Teams of experts have been conducting what amounts to an annual egg hunt for the state-run fish hatcheries.
Michael Hawkins, a fisheries biologist with the Iowa Department of Natural Resources, was at work yesterday in the Spirit Lake Fish Hatchery near Orleans.
“When we were taking eggs from some of the walleyes in the hatchery yesterday, those were our Easter eggs for sure,” Hawkins says.
Every year — once the ice comes off Storm Lake, Clear Lake, Lake Rathbun, and the Iowa Great Lakes — Hawkins and other DNR staff start the process. They board boats, cast long nets and collect adult walleye, northern pike and muskies.
“We don’t see a lot of natural reproduction of those species in Iowa and so their populations here are maintained through our hatchery production and stocking efforts,” Hawkins says.

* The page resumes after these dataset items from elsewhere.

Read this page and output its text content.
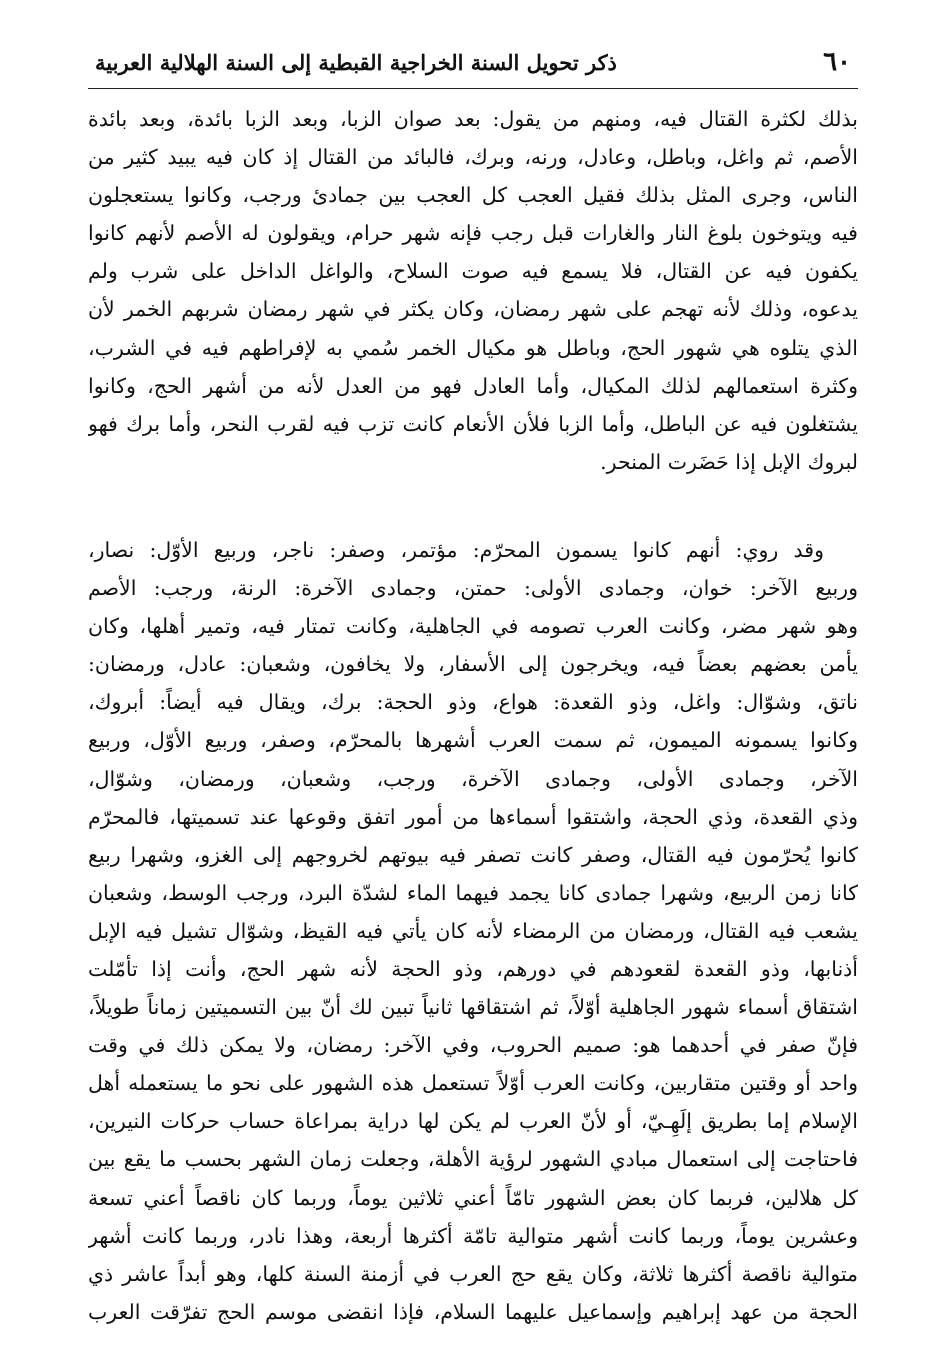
٦٠
ذكر تحويل السنة الخراجية القبطية إلى السنة الهلالية العربية
بذلك لكثرة القتال فيه، ومنهم من يقول: بعد صوان الزبا، وبعد الزبا بائدة، وبعد بائدة
الأصم، ثم واغل، وباطل، وعادل، ورنه، وبرك، فالبائد من القتال إذ كان فيه يبيد كثير من
الناس، وجرى المثل بذلك فقيل العجب كل العجب بين جمادئ ورجب، وكانوا يستعجلون
فيه ويتوخون بلوغ النار والغارات قبل رجب فإنه شهر حرام، ويقولون له الأصم لأنهم كانوا
يكفون فيه عن القتال، فلا يسمع فيه صوت السلاح، والواغل الداخل على شرب ولم
يدعوه، وذلك لأنه تهجم على شهر رمضان، وكان يكثر في شهر رمضان شربهم الخمر لأن
الذي يتلوه هي شهور الحج، وباطل هو مكيال الخمر سُمي به لإفراطهم فيه في الشرب،
وكثرة استعمالهم لذلك المكيال، وأما العادل فهو من العدل لأنه من أشهر الحج، وكانوا
يشتغلون فيه عن الباطل، وأما الزبا فلأن الأنعام كانت تزب فيه لقرب النحر، وأما برك فهو
لبروك الإبل إذا حَضَرت المنحر.
وقد روي: أنهم كانوا يسمون المحرّم: مؤتمر، وصفر: ناجر، وربيع الأوّل: نصار،
وربيع الآخر: خوان، وجمادى الأولى: حمتن، وجمادى الآخرة: الرنة، ورجب: الأصم
وهو شهر مضر، وكانت العرب تصومه في الجاهلية، وكانت تمتار فيه، وتمير أهلها، وكان
يأمن بعضهم بعضاً فيه، ويخرجون إلى الأسفار، ولا يخافون، وشعبان: عادل، ورمضان:
ناتق، وشوّال: واغل، وذو القعدة: هواع، وذو الحجة: برك، ويقال فيه أيضاً: أبروك،
وكانوا يسمونه الميمون، ثم سمت العرب أشهرها بالمحرّم، وصفر، وربيع الأوّل، وربيع
الآخر، وجمادى الأولى، وجمادى الآخرة، ورجب، وشعبان، ورمضان، وشوّال،
وذي القعدة، وذي الحجة، واشتقوا أسماءها من أمور اتفق وقوعها عند تسميتها، فالمحرّم
كانوا يُحرّمون فيه القتال، وصفر كانت تصفر فيه بيوتهم لخروجهم إلى الغزو، وشهرا ربيع
كانا زمن الربيع، وشهرا جمادى كانا يجمد فيهما الماء لشدّة البرد، ورجب الوسط، وشعبان
يشعب فيه القتال، ورمضان من الرمضاء لأنه كان يأتي فيه القيظ، وشوّال تشيل فيه الإبل
أذنابها، وذو القعدة لقعودهم في دورهم، وذو الحجة لأنه شهر الحج، وأنت إذا تأمّلت
اشتقاق أسماء شهور الجاهلية أوّلاً، ثم اشتقاقها ثانياً تبين لك أنّ بين التسميتين زماناً طويلاً،
فإنّ صفر في أحدهما هو: صميم الحروب، وفي الآخر: رمضان، ولا يمكن ذلك في وقت
واحد أو وقتين متقاربين، وكانت العرب أوّلاً تستعمل هذه الشهور على نحو ما يستعمله أهل
الإسلام إما بطريق إلَهِـيّ، أو لأنّ العرب لم يكن لها دراية بمراعاة حساب حركات النيرين،
فاحتاجت إلى استعمال مبادي الشهور لرؤية الأهلة، وجعلت زمان الشهر بحسب ما يقع بين
كل هلالين، فربما كان بعض الشهور تامّاً أعني ثلاثين يوماً، وربما كان ناقصاً أعني تسعة
وعشرين يوماً، وربما كانت أشهر متوالية تامّة أكثرها أربعة، وهذا نادر، وربما كانت أشهر
متوالية ناقصة أكثرها ثلاثة، وكان يقع حج العرب في أزمنة السنة كلها، وهو أبداً عاشر ذي
الحجة من عهد إبراهيم وإسماعيل عليهما السلام، فإذا انقضى موسم الحج تفرّقت العرب
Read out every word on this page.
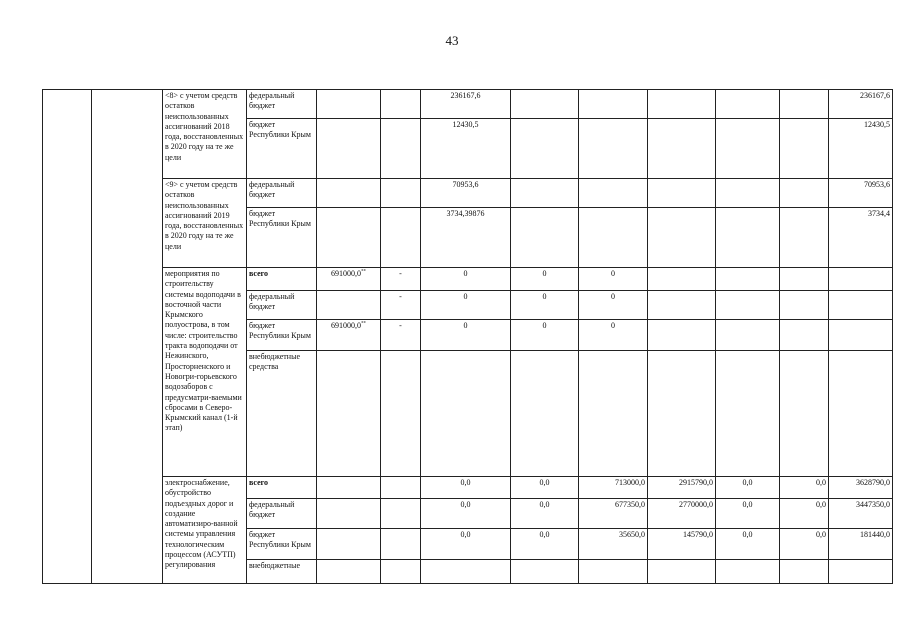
43
		<8> с учетом средств остатков неиспользованных ассигнований 2018 года, восстановленных в 2020 году на те же цели	федеральный бюджет			236167,6						236167,6	
			бюджет Республики Крым			12430,5						12430,5	
		<9> с учетом средств остатков неиспользованных ассигнований 2019 года, восстановленных в 2020 году на те же цели	федеральный бюджет			70953,6						70953,6	
			бюджет Республики Крым			3734,39876						3734,4	
		мероприятия по строительству системы водоподачи в восточной части Крымского полуострова, в том числе: строительство тракта водоподачи от Нежинского, Просторненского и Новогри-горьевского водозаборов с предусматри-ваемыми сбросами в Северо-Крымский канал (1-й этап)	всего	691000,0**	-	0	0	0					
			федеральный бюджет		-	0	0	0					
			бюджет Республики Крым	691000,0**	-	0	0	0					
			внебюджетные средства										
		электроснабжение, обустройство подъездных дорог и создание автоматизиро-ванной системы управления технологическим процессом (АСУТП) регулирования	всего			0,0	0,0	713000,0	2915790,0	0,0	0,0	3628790,0	
			федеральный бюджет			0,0	0,0	677350,0	2770000,0	0,0	0,0	3447350,0	
			бюджет Республики Крым			0,0	0,0	35650,0	145790,0	0,0	0,0	181440,0	
			внебюджетные										
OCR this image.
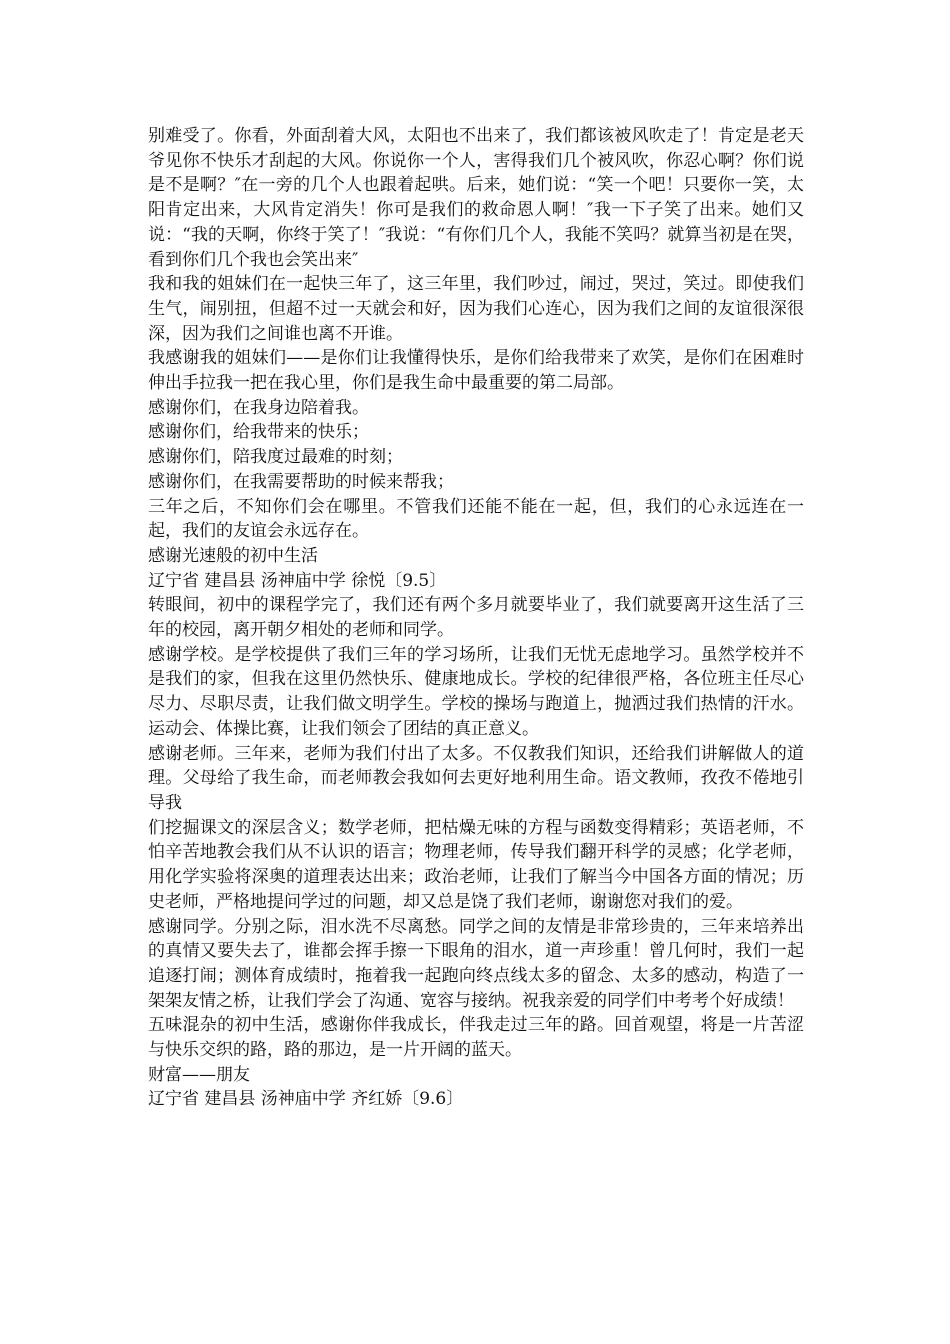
别难受了。你看，外面刮着大风，太阳也不出来了，我们都该被风吹走了！肯定是老天爷见你不快乐才刮起的大风。你说你一个人，害得我们几个被风吹，你忍心啊？你们说是不是啊？″在一旁的几个人也跟着起哄。后来，她们说：“笑一个吧！只要你一笑，太阳肯定出来，大风肯定消失！你可是我们的救命恩人啊！″我一下子笑了出来。她们又说：“我的天啊，你终于笑了！″我说：“有你们几个人，我能不笑吗？就算当初是在哭，看到你们几个我也会笑出来″

我和我的姐妹们在一起快三年了，这三年里，我们吵过，闹过，哭过，笑过。即使我们生气，闹别扭，但超不过一天就会和好，因为我们心连心，因为我们之间的友谊很深很深，因为我们之间谁也离不开谁。

我感谢我的姐妹们——是你们让我懂得快乐，是你们给我带来了欢笑，是你们在困难时伸出手拉我一把在我心里，你们是我生命中最重要的第二局部。

感谢你们，在我身边陪着我。

感谢你们，给我带来的快乐；

感谢你们，陪我度过最难的时刻；

感谢你们，在我需要帮助的时候来帮我；

三年之后，不知你们会在哪里。不管我们还能不能在一起，但，我们的心永远连在一起，我们的友谊会永远存在。

感谢光速般的初中生活

辽宁省 建昌县 汤神庙中学 徐悦〔9.5〕

转眼间，初中的课程学完了，我们还有两个多月就要毕业了，我们就要离开这生活了三年的校园，离开朝夕相处的老师和同学。

感谢学校。是学校提供了我们三年的学习场所，让我们无忧无虑地学习。虽然学校并不是我们的家，但我在这里仍然快乐、健康地成长。学校的纪律很严格，各位班主任尽心尽力、尽职尽责，让我们做文明学生。学校的操场与跑道上，抛洒过我们热情的汗水。运动会、体操比赛，让我们领会了团结的真正意义。

感谢老师。三年来，老师为我们付出了太多。不仅教我们知识，还给我们讲解做人的道理。父母给了我生命，而老师教会我如何去更好地利用生命。语文教师，孜孜不倦地引导我

们挖掘课文的深层含义；数学老师，把枯燥无味的方程与函数变得精彩；英语老师，不怕辛苦地教会我们从不认识的语言；物理老师，传导我们翻开科学的灵感；化学老师，用化学实验将深奥的道理表达出来；政治老师，让我们了解当今中国各方面的情况；历史老师，严格地提问学过的问题，却又总是饶了我们老师，谢谢您对我们的爱。

感谢同学。分别之际，泪水洗不尽离愁。同学之间的友情是非常珍贵的，三年来培养出的真情又要失去了，谁都会挥手擦一下眼角的泪水，道一声珍重！曾几何时，我们一起追逐打闹；测体育成绩时，拖着我一起跑向终点线太多的留念、太多的感动，构造了一架架友情之桥，让我们学会了沟通、宽容与接纳。祝我亲爱的同学们中考考个好成绩！

五味混杂的初中生活，感谢你伴我成长，伴我走过三年的路。回首观望，将是一片苦涩与快乐交织的路，路的那边，是一片开阔的蓝天。

财富——朋友

辽宁省 建昌县 汤神庙中学 齐红娇〔9.6〕
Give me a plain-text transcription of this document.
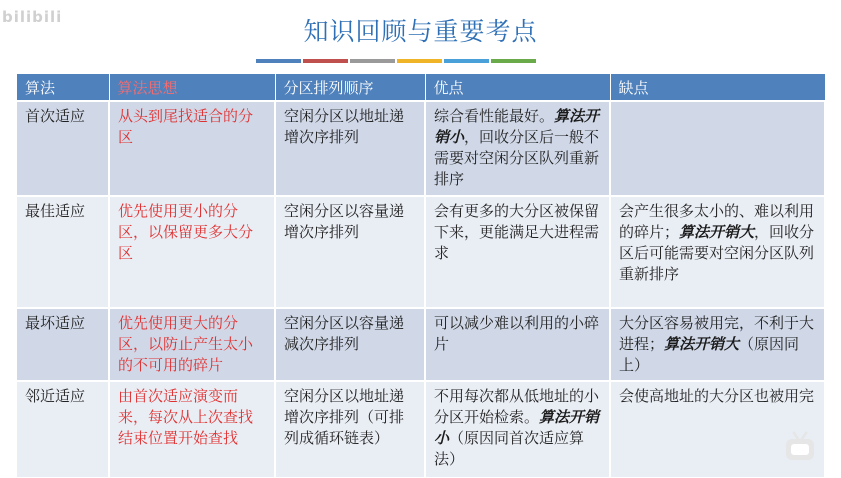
bilibili	知识回顾与重要考点
算法	算法思想	分区排列顺序	优点	缺点
首次适应	从头到尾找适合的分区	空闲分区以地址递增次序排列	综合看性能最好。算法开销小，回收分区后一般不需要对空闲分区队列重新排序	
最佳适应	优先使用更小的分区，以保留更多大分区	空闲分区以容量递增次序排列	会有更多的大分区被保留下来，更能满足大进程需求	会产生很多太小的、难以利用的碎片；算法开销大，回收分区后可能需要对空闲分区队列重新排序
最坏适应	优先使用更大的分区，以防止产生太小的不可用的碎片	空闲分区以容量递减次序排列	可以减少难以利用的小碎片	大分区容易被用完，不利于大进程；算法开销大（原因同上）
邻近适应	由首次适应演变而来，每次从上次查找结束位置开始查找	空闲分区以地址递增次序排列（可排列成循环链表）	不用每次都从低地址的小分区开始检索。算法开销小（原因同首次适应算法）	会使高地址的大分区也被用完
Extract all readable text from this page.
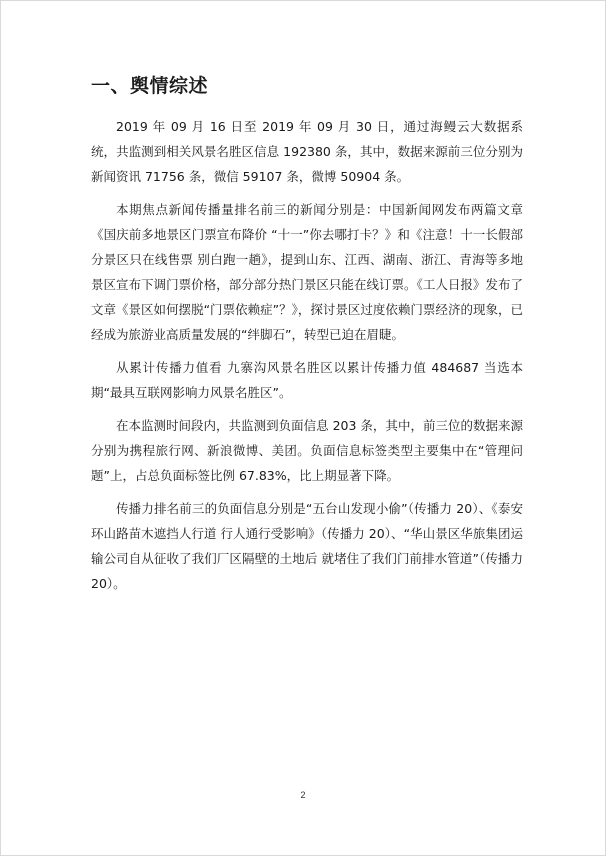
一、舆情综述

2019 年 09 月 16 日至 2019 年 09 月 30 日，通过海鳗云大数据系统，共监测到相关风景名胜区信息 192380 条，其中，数据来源前三位分别为新闻资讯 71756 条，微信 59107 条，微博 50904 条。

本期焦点新闻传播量排名前三的新闻分别是：中国新闻网发布两篇文章《国庆前多地景区门票宣布降价 “十一”你去哪打卡？》和《注意！十一长假部分景区只在线售票 别白跑一趟》，提到山东、江西、湖南、浙江、青海等多地景区宣布下调门票价格，部分部分热门景区只能在线订票。《工人日报》发布了文章《景区如何摆脱“门票依赖症”？》，探讨景区过度依赖门票经济的现象，已经成为旅游业高质量发展的“绊脚石”，转型已迫在眉睫。

从累计传播力值看 九寨沟风景名胜区以累计传播力值 484687 当选本期“最具互联网影响力风景名胜区”。

在本监测时间段内，共监测到负面信息 203 条，其中，前三位的数据来源分别为携程旅行网、新浪微博、美团。负面信息标签类型主要集中在“管理问题”上，占总负面标签比例 67.83%，比上期显著下降。

传播力排名前三的负面信息分别是“五台山发现小偷”（传播力 20）、《泰安环山路苗木遮挡人行道 行人通行受影响》（传播力 20）、“华山景区华旅集团运输公司自从征收了我们厂区隔壁的土地后 就堵住了我们门前排水管道”（传播力 20）。

2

It’s an all-hands-on-deck, day-and-night effort by the staff in the state fisheries bureau, according to Hawkins, but it’s been complicated this year by COVID-19. Due to restrictions on travel as well as social distancing in the boats and inside the hatcheries, the number of fish to be hatched and redistributed around the state this year will be reduced. Hawkins says his crew was able to collect about half its normal egg take for the Spirit Lake hatchery.
“Looks like we’ll be able to hatch out about 55 million walleye fry at this facility and there’s others going on down at Lake Rathbun as well,” Hawkins says, “so trying to maintain some of those walleye and pike and muskie in the pipeline.”
Northern pike spawn first, so that process started earlier. Hawkins says muskie like warmer water, so the collection of muskie for the hatcheries will start in a bit. Hawkins and others artificially help these three species reproduce in the state-run hatcheries because they don’t typically reproduce in Iowa lakes.
“We bring these females in that are full of eggs. We actually just apply a little bit of pressure to their abdomen, all the eggs come out and then we use sperm that was collected the night before from males and use that to fertilize the eggs,” he says. “We get a really high fertilization rate when we do that, maybe 70% or greater of those eggs will be fertilized and a large percentage of those will then hatch in our incubation jars.”
Thousands of people typically visit the Spirit Lake hatchery to watch the process and Hawkins says it’s rewarding to see their reaction to the big fish and the artificial spawning the staff manage.
“We’re all really bummed that we haven’t been able to see anybody’s faces this year,” Hawkins says. “Our state facilities are all closed and so we’re doing our best.”